NixOS module decorators

I couldn’t find a forum category for questions about solutions without problems, so I’ll ask here…

Has anyone written and/or used a function which “decorates” NixOS modules? I’m not talking about nixfmt here. More along the lines of function composition.

A NixOS module is a function like: (please correct if I’m wrong)

args@{ lib, config, name, ... } -> result@{ imports, options, config }

There could exist decorator functions which:

  1. Modify args before evaluating the module.
  2. Modify result after evaluating the module.

For example, suppose you had a flake exporting a NixOS module. You wish to give that module access to the flake self variable as an extra argument.

{
  outputs = { self, nixpkgs }: {
    nixosModules.default = nixpkgs.lib.hypothetical.setModuleArgs
      (args: args // { inherit self; })
      ./module.nix;
  };
}

Or maybe you want to translate all option descriptions into Klingon.

{
  outputs = { self, nixpkgs, klingon }: let inherit (nixpkgs) lib; in {
    nixosModules.default = lib.hypothetical.mapModule (result:
      result // {
        options = lib.mapAttrsRecursive
          (path: value:
            if (lib.last path == "description" && lib.isString value)
            then klingon.lib.fromEnglish value
            else value)
          (result.options or {});
      }) ./module.nix;
  };
}

Usefulness aside, are there reasons why such decorator functions would be impossible or infeasible to implement?
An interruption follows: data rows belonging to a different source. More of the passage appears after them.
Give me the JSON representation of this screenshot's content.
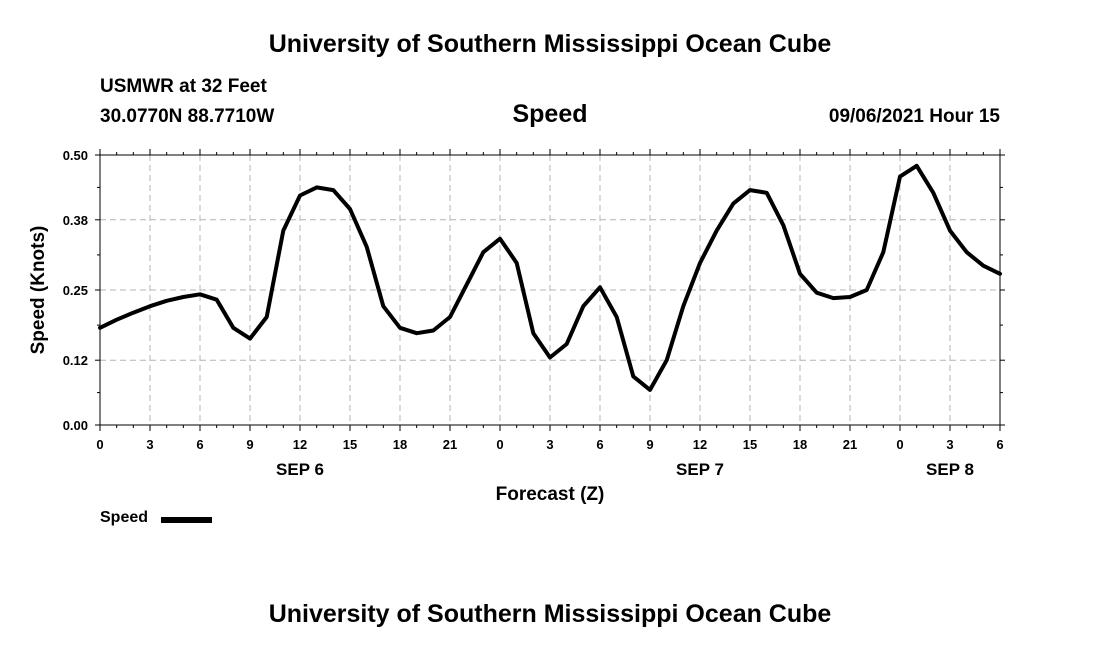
{
  "header": {
    "title": "University of Southern Mississippi Ocean Cube",
    "station": "USMWR at 32 Feet",
    "coords": "30.0770N  88.7710W",
    "variable": "Speed",
    "timestamp": "09/06/2021 Hour 15"
  },
  "footer": {
    "title": "University of Southern Mississippi Ocean Cube"
  },
  "chart_data": {
    "type": "line",
    "xlabel": "Forecast (Z)",
    "ylabel": "Speed (Knots)",
    "ylim": [
      0,
      0.5
    ],
    "yticks": [
      "0.00",
      "0.12",
      "0.25",
      "0.38",
      "0.50"
    ],
    "xlim": [
      0,
      54
    ],
    "xticks": [
      "0",
      "3",
      "6",
      "9",
      "12",
      "15",
      "18",
      "21",
      "0",
      "3",
      "6",
      "9",
      "12",
      "15",
      "18",
      "21",
      "0",
      "3",
      "6"
    ],
    "day_labels": [
      {
        "text": "SEP 6",
        "hour": 12
      },
      {
        "text": "SEP 7",
        "hour": 36
      },
      {
        "text": "SEP 8",
        "hour": 51
      }
    ],
    "grid": true,
    "legend": "bottom-left",
    "series": [
      {
        "name": "Speed",
        "color": "#000000",
        "x": [
          0,
          1,
          2,
          3,
          4,
          5,
          6,
          7,
          8,
          9,
          10,
          11,
          12,
          13,
          14,
          15,
          16,
          17,
          18,
          19,
          20,
          21,
          22,
          23,
          24,
          25,
          26,
          27,
          28,
          29,
          30,
          31,
          32,
          33,
          34,
          35,
          36,
          37,
          38,
          39,
          40,
          41,
          42,
          43,
          44,
          45,
          46,
          47,
          48,
          49,
          50,
          51,
          52,
          53,
          54
        ],
        "values": [
          0.18,
          0.195,
          0.208,
          0.22,
          0.23,
          0.237,
          0.242,
          0.232,
          0.18,
          0.16,
          0.2,
          0.36,
          0.425,
          0.44,
          0.435,
          0.4,
          0.33,
          0.22,
          0.18,
          0.17,
          0.175,
          0.2,
          0.26,
          0.32,
          0.345,
          0.3,
          0.17,
          0.125,
          0.15,
          0.22,
          0.255,
          0.2,
          0.09,
          0.065,
          0.12,
          0.22,
          0.3,
          0.36,
          0.41,
          0.435,
          0.43,
          0.37,
          0.28,
          0.245,
          0.235,
          0.237,
          0.25,
          0.32,
          0.46,
          0.48,
          0.43,
          0.36,
          0.32,
          0.295,
          0.28
        ]
      }
    ]
  }
}
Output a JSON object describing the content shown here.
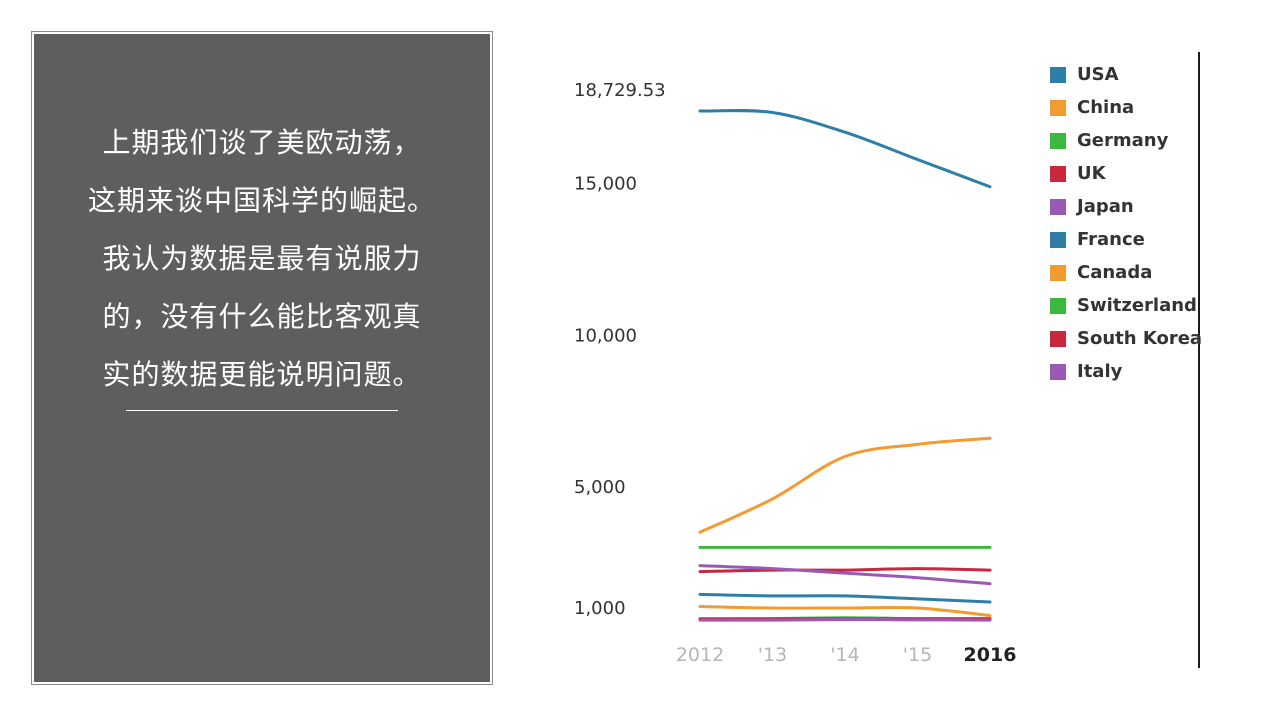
{
  "panel": {
    "lines": [
      "上期我们谈了美欧动荡，",
      "这期来谈中国科学的崛起。",
      "我认为数据是最有说服力",
      "的，没有什么能比客观真",
      "实的数据更能说明问题。"
    ],
    "background": "#5e5e5c"
  },
  "chart_data": {
    "type": "line",
    "title": "",
    "xlabel": "",
    "ylabel": "",
    "x": [
      2012,
      2013,
      2014,
      2015,
      2016
    ],
    "x_tick_labels": [
      "2012",
      "'13",
      "'14",
      "'15",
      "2016"
    ],
    "y_tick_values": [
      18729.53,
      15000,
      10000,
      5000,
      1000
    ],
    "y_tick_labels": [
      "18,729.53",
      "15,000",
      "10,000",
      "5,000",
      "1,000"
    ],
    "ylim": [
      500,
      18729.53
    ],
    "grid": false,
    "legend_position": "right",
    "series": [
      {
        "name": "USA",
        "color": "#2e7fa8",
        "values": [
          17400,
          17350,
          16700,
          15800,
          14900
        ]
      },
      {
        "name": "China",
        "color": "#f29b30",
        "values": [
          3500,
          4600,
          6000,
          6400,
          6600
        ]
      },
      {
        "name": "Germany",
        "color": "#3cb83c",
        "values": [
          3000,
          3000,
          3000,
          3000,
          3000
        ]
      },
      {
        "name": "UK",
        "color": "#c9273f",
        "values": [
          2200,
          2250,
          2250,
          2300,
          2250
        ]
      },
      {
        "name": "Japan",
        "color": "#9b59b6",
        "values": [
          2400,
          2300,
          2150,
          2000,
          1800
        ]
      },
      {
        "name": "France",
        "color": "#2e7fa8",
        "values": [
          1450,
          1400,
          1400,
          1300,
          1200
        ]
      },
      {
        "name": "Canada",
        "color": "#f29b30",
        "values": [
          1050,
          1000,
          1000,
          1000,
          750
        ]
      },
      {
        "name": "Switzerland",
        "color": "#3cb83c",
        "values": [
          650,
          650,
          680,
          650,
          650
        ]
      },
      {
        "name": "South Korea",
        "color": "#c9273f",
        "values": [
          630,
          640,
          640,
          640,
          640
        ]
      },
      {
        "name": "Italy",
        "color": "#9b59b6",
        "values": [
          600,
          600,
          620,
          610,
          600
        ]
      }
    ]
  }
}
This is essentially how the module system works by itself already. Unfortunately most of that is still undocumented. Check recent discussion on the topic.

Here’s an example of modifying module arguments.

Modifying the effect of one module declaration happens somewhat behind the scenes, and the allowed transformations are determined by option types. Modifying the end result of evalModules can be done directly by working on the attribute set. It’s likely not exactly what you’re looking for. But just in case, literally anything you can think of can be achieved in the module system: It’s only syntactic sugar for fixed-point computation on attribute sets, with some type checking and automatic merging of multiple definitions added on top.